A woman claimed she was having tea with Smith at his house when Diesel "got into her space" and bit her hand. It wasn't clear if the dog bit her hand or scratched it as she pushed it away, said lawyer Rebeka Breder.
Dog-control staff have ticketed Smith five times for Diesel's behaviour, but he has successfully contested all but one of them. He lost the first because he never showed up in court, Breder said.
After a four-day trial in June, Judge Mayland McKimm said he lacked the authority to grant Diesel a conditional release. The district proposed last month that Smith could have Diesel back if he paid its legal fees, apologized and agreed to have the dog adopted out to a stranger.
Smith refused and carried through his appeal under the province's Small Claims Act. He argues that designating his pet a dangerous dog doesn't mean it must be euthanized. In a couple of cases, he said, dogs that have killed other dogs were allowed to live.
"Diesel has never killed another dog," Smith said.
The case has attracted two or three protesters. Connie Mahoney waved a pink sign as traffic drove past the Kelowna Law Courts. The message read "Don't kill Diesel because his owner is a bonehead."

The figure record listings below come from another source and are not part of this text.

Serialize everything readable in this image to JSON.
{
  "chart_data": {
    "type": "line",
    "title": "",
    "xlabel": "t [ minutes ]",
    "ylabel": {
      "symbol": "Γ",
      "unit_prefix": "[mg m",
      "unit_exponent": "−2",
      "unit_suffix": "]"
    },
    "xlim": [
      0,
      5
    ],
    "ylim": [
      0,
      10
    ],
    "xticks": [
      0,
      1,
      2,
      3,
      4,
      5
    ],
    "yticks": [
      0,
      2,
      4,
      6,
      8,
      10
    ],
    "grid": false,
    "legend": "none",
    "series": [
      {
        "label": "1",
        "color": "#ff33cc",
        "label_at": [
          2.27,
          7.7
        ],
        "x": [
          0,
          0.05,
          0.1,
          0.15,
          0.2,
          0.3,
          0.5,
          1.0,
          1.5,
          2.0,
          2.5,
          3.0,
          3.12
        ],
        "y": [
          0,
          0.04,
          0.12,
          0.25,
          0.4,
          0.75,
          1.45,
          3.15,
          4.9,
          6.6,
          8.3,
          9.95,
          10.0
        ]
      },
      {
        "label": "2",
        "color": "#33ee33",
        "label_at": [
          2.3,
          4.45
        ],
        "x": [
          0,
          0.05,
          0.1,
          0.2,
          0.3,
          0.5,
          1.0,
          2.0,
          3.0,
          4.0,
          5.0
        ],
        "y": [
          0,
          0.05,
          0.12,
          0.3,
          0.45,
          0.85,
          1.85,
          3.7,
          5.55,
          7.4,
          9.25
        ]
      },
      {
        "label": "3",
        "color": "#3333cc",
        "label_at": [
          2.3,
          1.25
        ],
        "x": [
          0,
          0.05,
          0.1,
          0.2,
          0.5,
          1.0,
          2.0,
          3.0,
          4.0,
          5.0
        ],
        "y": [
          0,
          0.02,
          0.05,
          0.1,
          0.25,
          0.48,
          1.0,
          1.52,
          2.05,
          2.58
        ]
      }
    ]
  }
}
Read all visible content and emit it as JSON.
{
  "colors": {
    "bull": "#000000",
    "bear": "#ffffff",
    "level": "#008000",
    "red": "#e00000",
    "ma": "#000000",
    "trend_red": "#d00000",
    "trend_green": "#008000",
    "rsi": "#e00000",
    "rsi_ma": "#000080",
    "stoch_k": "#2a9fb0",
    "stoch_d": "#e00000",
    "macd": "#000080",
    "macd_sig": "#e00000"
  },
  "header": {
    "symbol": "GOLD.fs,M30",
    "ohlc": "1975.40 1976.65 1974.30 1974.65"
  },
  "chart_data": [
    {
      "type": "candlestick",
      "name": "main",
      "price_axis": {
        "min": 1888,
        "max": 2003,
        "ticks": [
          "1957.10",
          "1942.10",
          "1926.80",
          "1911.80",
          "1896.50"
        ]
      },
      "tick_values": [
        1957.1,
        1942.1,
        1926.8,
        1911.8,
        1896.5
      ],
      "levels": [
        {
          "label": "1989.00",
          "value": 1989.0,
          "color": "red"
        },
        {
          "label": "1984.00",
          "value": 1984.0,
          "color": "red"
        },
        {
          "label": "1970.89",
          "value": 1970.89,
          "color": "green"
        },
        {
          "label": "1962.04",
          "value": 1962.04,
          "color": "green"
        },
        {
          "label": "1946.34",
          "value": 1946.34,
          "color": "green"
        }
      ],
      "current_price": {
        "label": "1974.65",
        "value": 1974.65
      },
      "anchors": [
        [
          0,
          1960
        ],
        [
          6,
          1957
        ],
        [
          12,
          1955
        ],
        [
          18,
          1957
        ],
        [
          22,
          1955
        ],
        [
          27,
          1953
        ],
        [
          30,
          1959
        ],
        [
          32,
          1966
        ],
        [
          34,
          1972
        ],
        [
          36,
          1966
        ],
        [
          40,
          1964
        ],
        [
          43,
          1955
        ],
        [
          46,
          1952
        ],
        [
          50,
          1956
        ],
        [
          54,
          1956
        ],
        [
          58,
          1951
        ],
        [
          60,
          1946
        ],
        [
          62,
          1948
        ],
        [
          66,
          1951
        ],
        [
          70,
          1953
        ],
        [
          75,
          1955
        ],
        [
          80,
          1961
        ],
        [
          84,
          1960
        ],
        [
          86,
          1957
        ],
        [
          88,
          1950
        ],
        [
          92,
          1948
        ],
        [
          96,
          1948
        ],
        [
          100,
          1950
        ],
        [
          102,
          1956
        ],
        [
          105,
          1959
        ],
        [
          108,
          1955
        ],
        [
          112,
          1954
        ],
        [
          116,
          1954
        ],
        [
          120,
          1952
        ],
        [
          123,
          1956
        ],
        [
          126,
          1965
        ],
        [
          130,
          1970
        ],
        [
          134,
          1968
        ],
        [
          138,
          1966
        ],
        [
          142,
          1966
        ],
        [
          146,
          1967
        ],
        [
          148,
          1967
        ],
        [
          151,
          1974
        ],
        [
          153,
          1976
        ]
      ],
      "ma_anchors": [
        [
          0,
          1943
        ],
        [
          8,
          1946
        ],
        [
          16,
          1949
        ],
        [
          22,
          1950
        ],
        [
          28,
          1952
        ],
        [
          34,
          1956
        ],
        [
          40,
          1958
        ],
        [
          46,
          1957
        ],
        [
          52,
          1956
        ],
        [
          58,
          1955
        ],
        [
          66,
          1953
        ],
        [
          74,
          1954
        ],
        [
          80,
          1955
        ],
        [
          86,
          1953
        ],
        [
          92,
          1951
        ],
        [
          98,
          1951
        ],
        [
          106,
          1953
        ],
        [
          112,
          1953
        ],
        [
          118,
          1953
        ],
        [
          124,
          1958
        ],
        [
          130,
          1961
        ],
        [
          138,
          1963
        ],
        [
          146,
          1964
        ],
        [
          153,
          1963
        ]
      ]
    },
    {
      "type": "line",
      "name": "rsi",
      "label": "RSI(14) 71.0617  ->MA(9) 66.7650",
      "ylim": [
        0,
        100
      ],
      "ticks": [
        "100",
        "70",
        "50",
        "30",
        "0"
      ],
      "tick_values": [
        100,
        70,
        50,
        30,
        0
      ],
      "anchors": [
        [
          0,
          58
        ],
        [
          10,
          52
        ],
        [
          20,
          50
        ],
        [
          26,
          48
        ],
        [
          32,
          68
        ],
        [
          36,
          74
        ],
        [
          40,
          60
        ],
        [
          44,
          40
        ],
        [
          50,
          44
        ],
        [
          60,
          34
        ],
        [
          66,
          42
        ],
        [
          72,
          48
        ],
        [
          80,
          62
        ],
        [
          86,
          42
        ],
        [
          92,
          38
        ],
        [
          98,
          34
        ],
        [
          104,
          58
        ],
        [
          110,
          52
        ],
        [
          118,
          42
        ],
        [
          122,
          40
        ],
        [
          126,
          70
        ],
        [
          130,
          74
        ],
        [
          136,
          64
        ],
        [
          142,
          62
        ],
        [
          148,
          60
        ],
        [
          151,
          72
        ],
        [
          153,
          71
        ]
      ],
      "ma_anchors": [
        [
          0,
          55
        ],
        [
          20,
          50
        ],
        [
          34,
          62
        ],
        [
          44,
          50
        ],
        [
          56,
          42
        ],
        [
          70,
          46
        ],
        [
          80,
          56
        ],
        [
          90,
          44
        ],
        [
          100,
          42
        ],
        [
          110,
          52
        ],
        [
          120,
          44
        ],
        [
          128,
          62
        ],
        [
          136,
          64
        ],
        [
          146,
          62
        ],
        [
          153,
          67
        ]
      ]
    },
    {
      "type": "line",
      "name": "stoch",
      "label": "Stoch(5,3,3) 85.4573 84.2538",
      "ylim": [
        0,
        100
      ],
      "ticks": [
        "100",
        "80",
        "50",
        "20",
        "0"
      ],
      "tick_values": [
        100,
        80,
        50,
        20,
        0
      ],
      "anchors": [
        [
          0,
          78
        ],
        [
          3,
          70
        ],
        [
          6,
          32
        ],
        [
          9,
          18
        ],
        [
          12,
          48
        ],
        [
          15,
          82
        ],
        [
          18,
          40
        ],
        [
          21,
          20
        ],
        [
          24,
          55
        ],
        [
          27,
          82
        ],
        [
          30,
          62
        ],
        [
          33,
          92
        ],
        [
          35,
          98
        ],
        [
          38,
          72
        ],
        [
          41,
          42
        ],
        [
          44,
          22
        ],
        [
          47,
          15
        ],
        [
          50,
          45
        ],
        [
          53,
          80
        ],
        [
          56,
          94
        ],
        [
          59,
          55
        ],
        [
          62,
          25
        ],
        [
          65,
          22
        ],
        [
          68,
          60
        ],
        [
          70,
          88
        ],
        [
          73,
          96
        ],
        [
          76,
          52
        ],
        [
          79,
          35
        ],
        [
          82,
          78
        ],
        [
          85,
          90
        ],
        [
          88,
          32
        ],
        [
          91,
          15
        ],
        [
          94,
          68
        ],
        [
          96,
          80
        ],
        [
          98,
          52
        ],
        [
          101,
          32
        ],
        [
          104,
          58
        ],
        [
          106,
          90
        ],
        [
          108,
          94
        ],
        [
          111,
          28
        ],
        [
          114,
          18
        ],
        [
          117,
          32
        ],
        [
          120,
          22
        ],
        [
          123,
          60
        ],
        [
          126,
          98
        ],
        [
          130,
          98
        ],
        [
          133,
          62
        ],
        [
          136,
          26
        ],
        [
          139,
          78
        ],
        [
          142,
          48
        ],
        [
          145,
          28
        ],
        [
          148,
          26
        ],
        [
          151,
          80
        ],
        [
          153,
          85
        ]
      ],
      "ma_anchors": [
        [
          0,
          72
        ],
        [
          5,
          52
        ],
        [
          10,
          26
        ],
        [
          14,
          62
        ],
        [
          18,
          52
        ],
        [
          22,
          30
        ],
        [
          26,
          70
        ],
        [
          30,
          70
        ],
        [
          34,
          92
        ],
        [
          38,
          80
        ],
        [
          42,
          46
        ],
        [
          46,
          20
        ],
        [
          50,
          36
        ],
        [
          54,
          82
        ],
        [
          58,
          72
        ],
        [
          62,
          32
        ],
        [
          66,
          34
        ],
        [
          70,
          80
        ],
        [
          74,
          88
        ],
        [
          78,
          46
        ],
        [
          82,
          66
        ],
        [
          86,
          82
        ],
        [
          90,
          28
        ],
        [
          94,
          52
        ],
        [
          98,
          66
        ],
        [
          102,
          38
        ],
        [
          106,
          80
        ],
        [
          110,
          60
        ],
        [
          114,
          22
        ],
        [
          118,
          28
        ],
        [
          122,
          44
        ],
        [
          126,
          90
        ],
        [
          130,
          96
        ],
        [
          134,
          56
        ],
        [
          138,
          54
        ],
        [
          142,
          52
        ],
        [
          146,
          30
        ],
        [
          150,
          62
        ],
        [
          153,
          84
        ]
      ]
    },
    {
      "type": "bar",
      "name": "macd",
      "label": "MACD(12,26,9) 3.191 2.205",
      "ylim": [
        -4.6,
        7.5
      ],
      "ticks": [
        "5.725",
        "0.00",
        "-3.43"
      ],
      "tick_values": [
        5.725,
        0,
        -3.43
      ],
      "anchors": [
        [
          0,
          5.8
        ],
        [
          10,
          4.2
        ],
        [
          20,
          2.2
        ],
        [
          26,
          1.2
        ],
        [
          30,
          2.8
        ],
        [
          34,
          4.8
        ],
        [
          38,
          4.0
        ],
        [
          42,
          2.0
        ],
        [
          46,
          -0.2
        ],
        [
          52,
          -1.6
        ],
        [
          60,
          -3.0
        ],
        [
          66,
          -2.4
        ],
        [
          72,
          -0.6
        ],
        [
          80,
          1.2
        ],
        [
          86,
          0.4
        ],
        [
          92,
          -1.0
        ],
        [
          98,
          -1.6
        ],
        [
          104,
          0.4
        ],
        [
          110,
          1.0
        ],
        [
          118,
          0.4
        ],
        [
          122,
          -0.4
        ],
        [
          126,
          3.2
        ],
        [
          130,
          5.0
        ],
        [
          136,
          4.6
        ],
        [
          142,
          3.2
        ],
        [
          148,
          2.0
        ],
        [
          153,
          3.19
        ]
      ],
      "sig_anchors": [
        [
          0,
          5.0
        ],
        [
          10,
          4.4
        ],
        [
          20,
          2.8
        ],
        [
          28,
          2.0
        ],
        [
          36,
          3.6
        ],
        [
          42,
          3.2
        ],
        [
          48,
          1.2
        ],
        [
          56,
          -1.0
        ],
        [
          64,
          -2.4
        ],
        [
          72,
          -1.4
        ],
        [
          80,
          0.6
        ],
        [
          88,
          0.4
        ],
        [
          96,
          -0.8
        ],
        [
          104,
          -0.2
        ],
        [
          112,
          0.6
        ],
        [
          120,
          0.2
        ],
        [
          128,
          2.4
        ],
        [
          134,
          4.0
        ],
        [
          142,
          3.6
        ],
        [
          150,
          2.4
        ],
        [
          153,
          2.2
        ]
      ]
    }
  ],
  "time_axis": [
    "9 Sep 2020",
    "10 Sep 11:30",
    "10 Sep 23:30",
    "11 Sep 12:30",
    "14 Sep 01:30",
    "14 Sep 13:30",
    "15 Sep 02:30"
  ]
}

Mahoney thinks both sides are responsible for the dog spending such a long time on death row.
"Dog control has a terrible reputation, but it's getting better," she said. "It's the least I can do for the dog. Animals don't have any rights. They are a possession."
Breder argued the district's offer to give Diesel back to Smith on certain conditions shows that bylaw authorities don't believe the dog is dangerous enough or Smith is irresponsible enough to warrant Diesel's destruction.
The district's lawyer, Troy D'Souza, said the settlement offer is inadmissible as new evidence.
"The crux of the case is whether Diesel is a dangerous dog and whether the courts have jurisdiction to make orders. They can. That's what the appeal is about," said D'Souza.